Embora a influenza A continue sendo o vírus predominante na região, nas últimas semanas foi observado um aumento de circulação da influenza B em alguns países do Cone Sul. Esse aumento coincide com a circulação de outros vírus respiratórios, incluindo o vírus sincicial respiratório (VSR), cuja atividade também cresceu recentemente. Essa situação pode gerar uma maior demanda por atendimento em saúde, especialmente entre crianças menores de cinco anos e pessoas idosas.

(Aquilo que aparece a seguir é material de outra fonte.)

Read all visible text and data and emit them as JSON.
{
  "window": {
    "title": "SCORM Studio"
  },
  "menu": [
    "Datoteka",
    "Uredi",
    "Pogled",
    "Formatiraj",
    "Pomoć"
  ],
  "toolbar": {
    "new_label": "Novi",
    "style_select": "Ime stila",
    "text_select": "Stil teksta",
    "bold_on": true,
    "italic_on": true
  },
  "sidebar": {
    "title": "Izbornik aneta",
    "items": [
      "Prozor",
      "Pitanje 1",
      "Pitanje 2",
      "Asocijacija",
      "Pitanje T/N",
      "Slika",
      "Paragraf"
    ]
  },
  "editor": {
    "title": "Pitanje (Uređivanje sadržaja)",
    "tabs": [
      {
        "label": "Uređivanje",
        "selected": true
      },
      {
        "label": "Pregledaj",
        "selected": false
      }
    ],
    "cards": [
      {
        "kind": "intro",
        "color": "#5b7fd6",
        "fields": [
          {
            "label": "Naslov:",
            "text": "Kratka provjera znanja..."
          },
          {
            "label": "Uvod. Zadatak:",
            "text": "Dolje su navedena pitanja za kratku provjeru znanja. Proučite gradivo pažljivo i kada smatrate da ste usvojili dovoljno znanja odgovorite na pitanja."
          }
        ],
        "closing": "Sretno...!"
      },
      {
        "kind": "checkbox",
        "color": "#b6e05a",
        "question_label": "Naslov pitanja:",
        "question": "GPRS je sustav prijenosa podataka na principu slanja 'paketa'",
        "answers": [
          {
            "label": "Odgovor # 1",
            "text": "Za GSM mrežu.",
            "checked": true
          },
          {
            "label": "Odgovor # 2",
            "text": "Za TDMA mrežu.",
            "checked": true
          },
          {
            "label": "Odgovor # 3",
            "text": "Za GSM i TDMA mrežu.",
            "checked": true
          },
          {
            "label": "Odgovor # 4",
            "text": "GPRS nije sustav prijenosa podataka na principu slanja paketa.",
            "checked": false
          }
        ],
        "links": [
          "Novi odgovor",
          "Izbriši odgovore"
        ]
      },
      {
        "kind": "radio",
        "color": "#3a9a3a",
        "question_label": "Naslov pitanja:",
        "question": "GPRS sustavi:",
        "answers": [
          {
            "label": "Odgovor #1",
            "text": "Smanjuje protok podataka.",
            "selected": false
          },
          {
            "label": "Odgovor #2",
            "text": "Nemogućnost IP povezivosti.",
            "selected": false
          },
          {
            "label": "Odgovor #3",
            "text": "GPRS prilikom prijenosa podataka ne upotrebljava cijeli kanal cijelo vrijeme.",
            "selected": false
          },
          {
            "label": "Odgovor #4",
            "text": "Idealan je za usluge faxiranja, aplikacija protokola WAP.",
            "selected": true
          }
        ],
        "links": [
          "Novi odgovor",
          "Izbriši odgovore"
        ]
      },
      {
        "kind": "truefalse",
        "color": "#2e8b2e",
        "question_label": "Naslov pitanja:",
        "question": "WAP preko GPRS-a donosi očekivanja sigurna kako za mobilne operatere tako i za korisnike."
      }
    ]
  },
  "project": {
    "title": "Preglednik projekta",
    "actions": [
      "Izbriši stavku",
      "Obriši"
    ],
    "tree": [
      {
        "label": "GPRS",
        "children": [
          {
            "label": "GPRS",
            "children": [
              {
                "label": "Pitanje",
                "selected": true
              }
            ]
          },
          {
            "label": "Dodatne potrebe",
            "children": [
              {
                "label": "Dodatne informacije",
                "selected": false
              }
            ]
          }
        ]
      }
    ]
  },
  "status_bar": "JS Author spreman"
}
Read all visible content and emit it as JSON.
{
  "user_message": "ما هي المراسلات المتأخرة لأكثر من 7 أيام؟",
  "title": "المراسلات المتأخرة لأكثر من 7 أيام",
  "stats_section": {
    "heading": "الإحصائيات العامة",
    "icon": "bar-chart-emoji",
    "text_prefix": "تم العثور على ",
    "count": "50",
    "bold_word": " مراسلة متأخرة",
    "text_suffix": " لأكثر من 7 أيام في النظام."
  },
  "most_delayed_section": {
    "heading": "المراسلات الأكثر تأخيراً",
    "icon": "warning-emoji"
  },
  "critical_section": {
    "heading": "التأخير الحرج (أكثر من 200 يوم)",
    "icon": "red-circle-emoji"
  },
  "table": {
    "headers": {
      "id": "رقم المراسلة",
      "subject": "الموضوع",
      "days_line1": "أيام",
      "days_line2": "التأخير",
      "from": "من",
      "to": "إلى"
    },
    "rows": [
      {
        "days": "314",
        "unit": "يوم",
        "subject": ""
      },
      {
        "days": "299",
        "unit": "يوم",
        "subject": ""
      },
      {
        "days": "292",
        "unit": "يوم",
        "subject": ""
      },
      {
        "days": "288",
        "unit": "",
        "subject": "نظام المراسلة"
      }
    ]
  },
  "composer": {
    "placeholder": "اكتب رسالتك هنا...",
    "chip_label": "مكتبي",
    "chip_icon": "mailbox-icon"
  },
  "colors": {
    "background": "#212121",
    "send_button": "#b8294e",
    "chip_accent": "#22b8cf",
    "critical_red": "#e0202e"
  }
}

“A cocirculação da influenza e de outros vírus respiratórios pode ocasionar um aumento significativo das consultas ambulatoriais, das hospitalizações e da demanda por leitos pediátricos e de terapia intensiva, exercendo pressão adicional sobre os serviços de saúde, particularmente durante os períodos de maior circulação viral”, destacou a OPAS em um novo alerta epidemiológico.
Aumento da influenza B em uma temporada dominada pela influenza A
Em nível global, a atividade da influenza segue o padrão sazonal esperado: enquanto o hemisfério norte atravessa um período entre temporadas, com baixos níveis de circulação viral, a atividade aumenta no hemisfério sul. Embora a influenza A, particularmente o subtipo A(H3N2), continue predominante, nas últimas semanas foi observado um aumento progressivo da influenza B.
Nas Américas, essa tendência tem sido particularmente evidente nos países do Cone Sul, especialmente no Brasil e no Chile, onde a proporção de casos de influenza B aumentou nas últimas semanas, juntamente com um crescimento dos casos de outras infecções respiratórias. Embora até o momento não tenha sido observado um aumento da gravidade acima dos níveis esperados, o aumento da circulação desses vírus respiratórios pode resultar em um crescimento das consultas ambulatoriais e das hospitalizações nas próximas semanas.
Paralelamente, o SARS-CoV-2 mantém uma circulação baixa e estável nas Américas.
Chamado para reforçar vigilância, vacinação e medidas preventivas
Diante desse cenário, a OPAS chamou os países a fortalecerem a vigilância epidemiológica e virológica dos vírus respiratórios, incluindo influenza, VSR e SARS-CoV-2, bem como a assegurarem a disponibilidade de serviços hospitalares, especialmente em unidades pediátricas e de terapia intensiva.
A Organização também ressaltou a importância da vacinação contra a influenza, especialmente para os grupos com maior risco de desenvolver doença grave, como pessoas idosas, crianças pequenas, pessoas com doenças crônicas e trabalhadores da saúde.
“A vacinação contra a influenza continua sendo a melhor medida preventiva para reduzir os casos graves da doença”, enfatizou a OPAS.
Além disso, a Organização lembrou que medidas como a higiene frequente das mãos, a ventilação dos ambientes fechados e o uso de máscara por pessoas com sintomas respiratórios ou em ambientes de maior risco continuam sendo ferramentas eficazes para reduzir a transmissão de vírus respiratórios durante a temporada.